Un mal día de otoño José y su
hermanito/mochila/aprendiz tiran la naranza sobre el parabrisas porque
hay mucha rabia, señor. Mucha rabia que alguna vez explota y está más
cerca y a la mano el vidrio ése, que el entero Estado que puso la espada
a pender sobre mi cabeza hasta hoy, en que la soltó.
Tortugas
Los ojos semidesviados. Un par de lentes
que parecen cubrirle el rostro. Satélite prepea al mundo de los adultos.

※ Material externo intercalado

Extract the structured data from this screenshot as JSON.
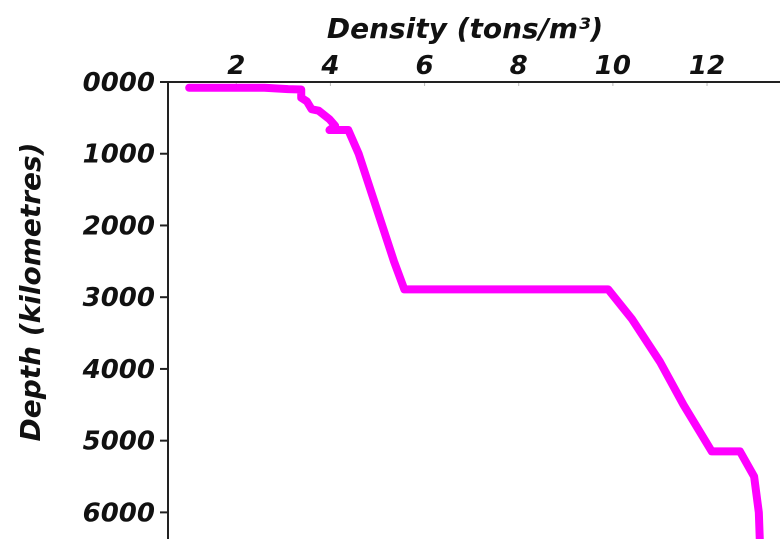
{
  "chart_data": {
    "type": "line",
    "title": "",
    "xlabel": "Density (tons/m³)",
    "ylabel": "Depth (kilometres)",
    "x_axis_position": "top",
    "y_axis_inverted": true,
    "xlim": [
      0.55,
      13.55
    ],
    "ylim": [
      0,
      6371
    ],
    "x_ticks": [
      2,
      4,
      6,
      8,
      10,
      12
    ],
    "x_tick_labels": [
      "2",
      "4",
      "6",
      "8",
      "10",
      "12"
    ],
    "y_ticks": [
      0,
      1000,
      2000,
      3000,
      4000,
      5000,
      6000
    ],
    "y_tick_labels": [
      "0000",
      "1000",
      "2000",
      "3000",
      "4000",
      "5000",
      "6000"
    ],
    "grid": false,
    "legend": false,
    "series": [
      {
        "color": "#ff00ff",
        "points": [
          {
            "x": 1.0,
            "y": 80
          },
          {
            "x": 2.6,
            "y": 80
          },
          {
            "x": 3.1,
            "y": 100
          },
          {
            "x": 3.38,
            "y": 105
          },
          {
            "x": 3.38,
            "y": 220
          },
          {
            "x": 3.5,
            "y": 270
          },
          {
            "x": 3.6,
            "y": 380
          },
          {
            "x": 3.75,
            "y": 400
          },
          {
            "x": 3.98,
            "y": 520
          },
          {
            "x": 4.1,
            "y": 610
          },
          {
            "x": 3.98,
            "y": 670
          },
          {
            "x": 4.38,
            "y": 670
          },
          {
            "x": 4.6,
            "y": 1000
          },
          {
            "x": 4.85,
            "y": 1500
          },
          {
            "x": 5.1,
            "y": 2000
          },
          {
            "x": 5.35,
            "y": 2500
          },
          {
            "x": 5.57,
            "y": 2891
          },
          {
            "x": 9.9,
            "y": 2891
          },
          {
            "x": 10.4,
            "y": 3300
          },
          {
            "x": 11.0,
            "y": 3900
          },
          {
            "x": 11.5,
            "y": 4500
          },
          {
            "x": 12.1,
            "y": 5150
          },
          {
            "x": 12.7,
            "y": 5150
          },
          {
            "x": 13.0,
            "y": 5500
          },
          {
            "x": 13.1,
            "y": 6000
          },
          {
            "x": 13.12,
            "y": 6371
          }
        ]
      }
    ]
  }
}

Les grita. Los increpa. Los engaña. Les miente. Se cargó sobre sus
hombros flacos y escuálidos de apenas 13 años esa tropa inerme de niños
huérfanos, de mutilados, de desamparados. Esa tropa de niños hambrientos
que sólo sobreviven (al menos por un tiempo) encontrando minas bajo
tierra kurdistana. Si no explota con ellos, las venderán y tendrán
almuerzo.
No hay futuro para los niños. No hay esperanza. No hay siquiera dignidad humana que salvar, como decía Arie Wilner.
Qué importa si la historia de Satélite es
la de una película (“Las tortugas también vuelan”) porque está llena de
Satélites la Historia. O de niñas madres como Angri, a quien le hicieron
un hijo al que nunca querrá. Si fueron los hombres malos. Los mismos
que le mataron a su familia. Los mismos que mutilaron a Hengov, el manco
que predice el futuro.
Ni a Angri, ni a Riga -ese bebé que le
metieron en el cuerpo que se curvó hasta parir- les dejaron opción. No
hay opción en tierras oprimidas, invadidas y minadas para los niños. No
hay destino. Sólo un grito desvelado y huérfano como los precipicios.
El ghetto
“Me acuerdo de los que estaban en la
resistencia. Eran chicos muy jóvenes, apenas un poco mayores que yo que
tenía 13 o 14 años. Les faltaba ya la familia o se los estaban llevando.
No tenían nada que perder”, contó la sobreviviente Eugenia Unger al
periodista Gustavo Sierra. “Se escondían en casas clandestinas y para
moverse se metían por las alcantarillas”.
Estaban hacinados en el ghetto de Varsovia.
380.000 judíos encerrados en esos espacios diminutos desde 1940.
Durante un mes entero Mordechai Anilewicz lideró el levantamiento en el
`43. Una lluvia de proyectiles cayó sobre los nazis que avanzaban sobre
ellos. Una chica de apenas 18 años se lanzaba al vacío desde una terraza
para tirar granadas sobre un tanque. “No queremos salvar nuestra vida,
nadie saldrá vivo de aquí, queremos salvar la dignidad humana”, escribía
Arie en esos días.
Todos eran muy jóvenes. Casi niños. Se
jugaban la vida entera por la dignidad sabiendo que la muerte abriría
sus fauces para ellos de todos modos. No supieron nunca de aquella frase
de Libres o muertos, jamás esclavos, pero la hicieron. Nunca la
pronunciaron.
Barrer la muerte
La primavera irrumpía con sus bocanadas de
tibieza. A contramano del sol y de la vida que declamaba su poesía en
los rincones, el jefe de la policía Ramón L. Falcón daba órdenes y
bramaba contra la utopía de equidad. Su determinación de doblegar la
lucha anarquista y vencer el reclamo de los inquilinos de unos 2000
conventillos era imparable en la Buenos Aires de 1907.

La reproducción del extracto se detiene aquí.